Small-conductance Ca2+ -activated K+ channels and cardiac arrhythmias

Abstract

Small-conductance Ca2+ -activated K+ (SK, KCa2) channels are unique in that they are gated solely by changes in intracellular Ca2+ and, hence, function to integrate intracellular Ca2+ and membrane potentials on a beat-to-beat basis. Recent studies have provided evidence for the existence and functional significance of SK channels in the heart. Indeed, our knowledge of cardiac SK channels has been greatly expanded over the past decade. Interests in cardiac SK channels are further driven by recent studies suggesting the critical roles of SK channels in human atrial fibrillation, the SK channel as a possible novel therapeutic target in atrial arrhythmias, and upregulation of SK channels in heart failure in animal models and in human heart failure. However, there remain critical gaps in our knowledge. Specifically, blockade of SK channels in cardiac arrhythmias has been shown to be both antiarrhythmic and proarrhythmic. This contemporary review provides an overview of the literature on the role of cardiac SK channels in cardiac arrhythmias and serves as a discussion platform for the current clinical perspectives. At the translational level, development of SK channel blockers as a new therapeutic strategy in the treatment of atrial fibrillation and the possible proarrhythmic effects merit further considerations and investigations.

Keywords: Antiarrhythmic drug; Atrial arrhythmia; Atrial fibrillation; Calcium-activated potassium channel; Heart failure; Proarrhythmia; Small-conductance calcium-activated potassium channel (SK channel).

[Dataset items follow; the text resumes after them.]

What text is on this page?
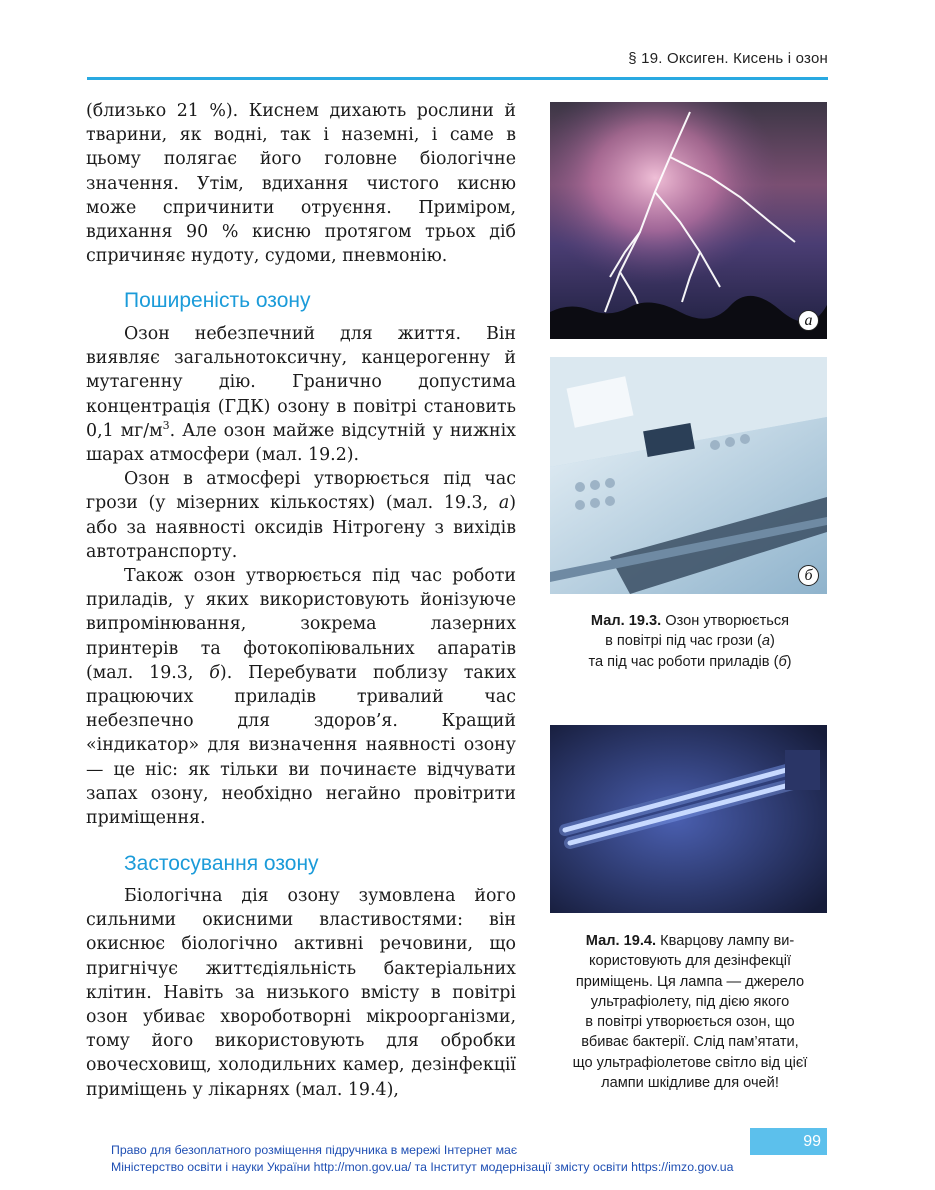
§ 19. Оксиген. Кисень і озон

(близько 21 %). Киснем дихають рослини й тварини, як водні, так і наземні, і саме в цьому полягає його головне біологічне значення. Утім, вдихання чистого кисню може спричинити отруєння. Приміром, вдихання 90 % кисню протягом трьох діб спричиняє нудоту, судоми, пневмонію.

Поширеність озону

Озон небезпечний для життя. Він виявляє загальнотоксичну, канцерогенну й мутагенну дію. Гранично допустима концентрація (ГДК) озону в повітрі становить 0,1 $мг/м^3$. Але озон майже відсутній у нижніх шарах атмосфери (мал. 19.2).

Озон в атмосфері утворюється під час грози (у мізерних кількостях) (мал. 19.3, а) або за наявності оксидів Нітрогену з вихідів автотранспорту.

Також озон утворюється під час роботи приладів, у яких використовують йонізуюче випромінювання, зокрема лазерних принтерів та фотокопіювальних апаратів (мал. 19.3, б). Перебувати поблизу таких працюючих приладів тривалий час небезпечно для здоров’я. Кращий «індикатор» для визначення наявності озону — це ніс: як тільки ви починаєте відчувати запах озону, необхідно негайно провітрити приміщення.

Застосування озону

Біологічна дія озону зумовлена його сильними окисними властивостями: він окиснює біологічно активні речовини, що пригнічує життєдіяльність бактеріальних клітин. Навіть за низького вмісту в повітрі озон убиває хвороботворні мікроорганізми, тому його використовують для обробки овочесховищ, холодильних камер, дезінфекції приміщень у лікарнях (мал. 19.4),

а
б
Мал. 19.3. Озон утворюється
в повітрі під час грози (а)
та під час роботи приладів (б)
Мал. 19.4. Кварцову лампу ви-
користовують для дезінфекції
приміщень. Ця лампа — джерело
ультрафіолету, під дією якого
в повітрі утворюється озон, що
вбиває бактерії. Слід пам’ятати,
що ультрафіолетове світло від цієї
лампи шкідливе для очей!
99
Право для безоплатного розміщення підручника в мережі Інтернет має
Міністерство освіти і науки України http://mon.gov.ua/ та Інститут модернізації змісту освіти https://imzo.gov.ua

Figure 1. Functional roles of SK channels in normal and diseased hearts

Distinct roles of SK channels in atria and ventricles are dipicted together with remodeling in AF, HF and post MI. EAD, early afterdepolarization; PV, pulmonary veins, AF, atrial fibrillation; VT/VF, ventricular tachycardia and fibrillation.

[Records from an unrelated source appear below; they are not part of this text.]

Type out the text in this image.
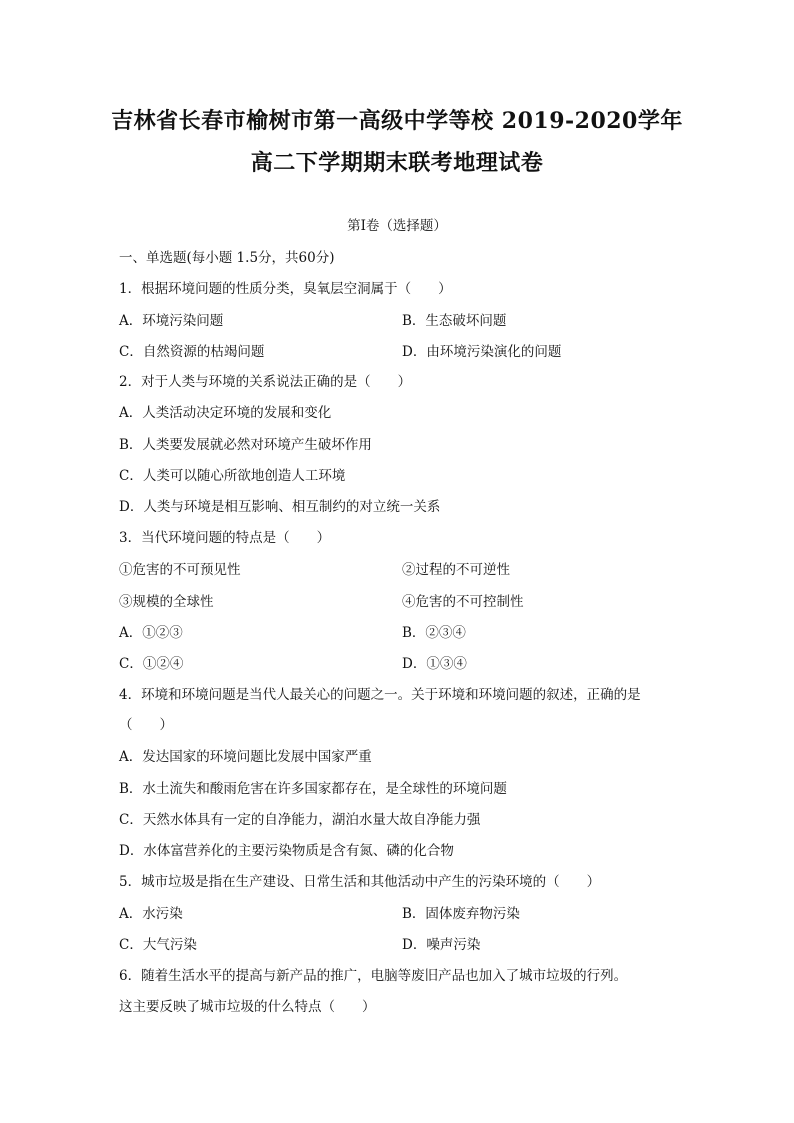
吉林省长春市榆树市第一高级中学等校 2019-2020学年
高二下学期期末联考地理试卷
第Ⅰ卷（选择题）
一、单选题(每小题 1.5分，共60分)
1．根据环境问题的性质分类，臭氧层空洞属于（　　）
A．环境污染问题	B．生态破坏问题
C．自然资源的枯竭问题	D．由环境污染演化的问题
2．对于人类与环境的关系说法正确的是（　　）
A．人类活动决定环境的发展和变化
B．人类要发展就必然对环境产生破坏作用
C．人类可以随心所欲地创造人工环境
D．人类与环境是相互影响、相互制约的对立统一关系
3．当代环境问题的特点是（　　）
①危害的不可预见性	②过程的不可逆性
③规模的全球性	④危害的不可控制性
A．①②③	B．②③④
C．①②④	D．①③④
4．环境和环境问题是当代人最关心的问题之一。关于环境和环境问题的叙述，正确的是
（　　）
A．发达国家的环境问题比发展中国家严重
B．水土流失和酸雨危害在许多国家都存在，是全球性的环境问题
C．天然水体具有一定的自净能力，湖泊水量大故自净能力强
D．水体富营养化的主要污染物质是含有氮、磷的化合物
5．城市垃圾是指在生产建设、日常生活和其他活动中产生的污染环境的（　　）
A．水污染	B．固体废弃物污染
C．大气污染	D．噪声污染
6．随着生活水平的提高与新产品的推广，电脑等废旧产品也加入了城市垃圾的行列。
这主要反映了城市垃圾的什么特点（　　）
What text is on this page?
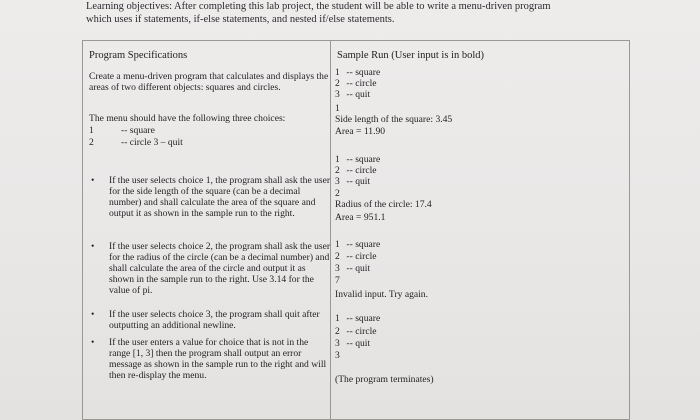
Learning objectives: After completing this lab project, the student will be able to write a menu-driven program

which uses if statements, if-else statements, and nested if/else statements.

Program Specifications

Create a menu-driven program that calculates and displays the areas of two different objects: squares and circles.

The menu should have the following three choices:
1	-- square
2	-- circle 3 – quit
• If the user selects choice 1, the program shall ask the user for the side length of the square (can be a decimal number) and shall calculate the area of the square and output it as shown in the sample run to the right.
• If the user selects choice 2, the program shall ask the user for the radius of the circle (can be a decimal number) and shall calculate the area of the circle and output it as shown in the sample run to the right. Use 3.14 for the value of pi.
• If the user selects choice 3, the program shall quit after outputting an additional newline.
• If the user enters a value for choice that is not in the range [1, 3] then the program shall output an error message as shown in the sample run to the right and will then re-display the menu.

Sample Run (User input is in bold)
1 -- square
2 -- circle
3 -- quit
1
Side length of the square: 3.45
Area = 11.90
1 -- square
2 -- circle
3 -- quit
2
Radius of the circle: 17.4
Area = 951.1
1 -- square
2 -- circle
3 -- quit
7
Invalid input. Try again.
1 -- square
2 -- circle
3 -- quit
3
(The program terminates)
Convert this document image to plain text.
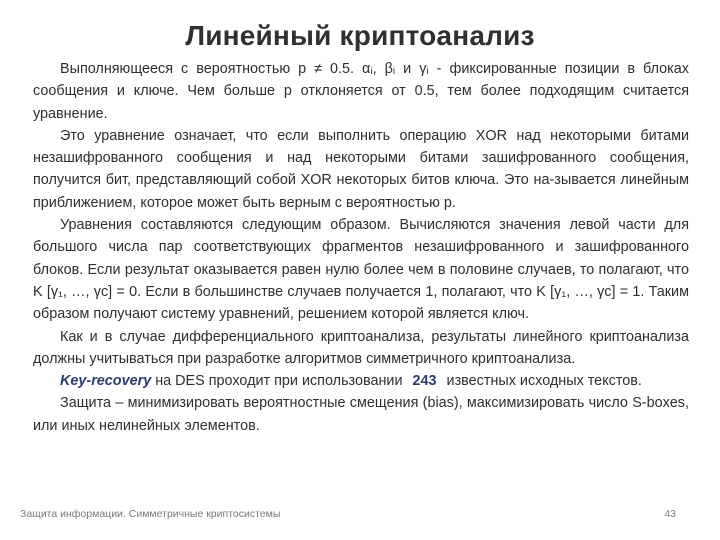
Линейный криптоанализ

Выполняющееся с вероятностью p ≠ 0.5. αᵢ, βᵢ и γᵢ - фиксированные позиции в блоках сообщения и ключе. Чем больше p отклоняется от 0.5, тем более подходящим считается уравнение.

Это уравнение означает, что если выполнить операцию XOR над некоторыми битами незашифрованного сообщения и над некоторыми битами зашифрованного сообщения, получится бит, представляющий собой XOR некоторых битов ключа. Это на-зывается линейным приближением, которое может быть верным с вероятностью p.

Уравнения составляются следующим образом. Вычисляются значения левой части для большого числа пар соответствующих фрагментов незашифрованного и зашифрованного блоков. Если результат оказывается равен нулю более чем в половине случаев, то полагают, что K [γ₁, …, γc] = 0. Если в большинстве случаев получается 1, полагают, что K [γ₁, …, γc] = 1. Таким образом получают систему уравнений, решением которой является ключ.

Как и в случае дифференциального криптоанализа, результаты линейного криптоанализа должны учитываться при разработке алгоритмов симметричного криптоанализа.

Key-recovery на DES проходит при использовании 243 известных исходных текстов.

Защита – минимизировать вероятностные смещения (bias), максимизировать число S-boxes, или иных нелинейных элементов.

Защита информации. Симметричные криптосистемы	43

Figure 2. Localization, trafficking and molecular parters of cardiac SK channels

SK channels interactome includes α-actinin2 (Actin2), filaminA (FLNA), and myosin light chain 2 (MLC2). Cardiac SK channels have been shown to couple to L-type calcium channels through a physical bridge, α-actinin2. SK2 channels do not physically interact with the Ca²⁺ channels, instead the two channels co-localize via their interaction with α-actinin2 along the Z-line in atrial myocytes. An increase in intracellular Ca²⁺, as evident during rapid AF or atrial tachycardia, is predicted to increase SK2 channel expression leading to shortening of the atrial APs and maintenance of arrhythmias.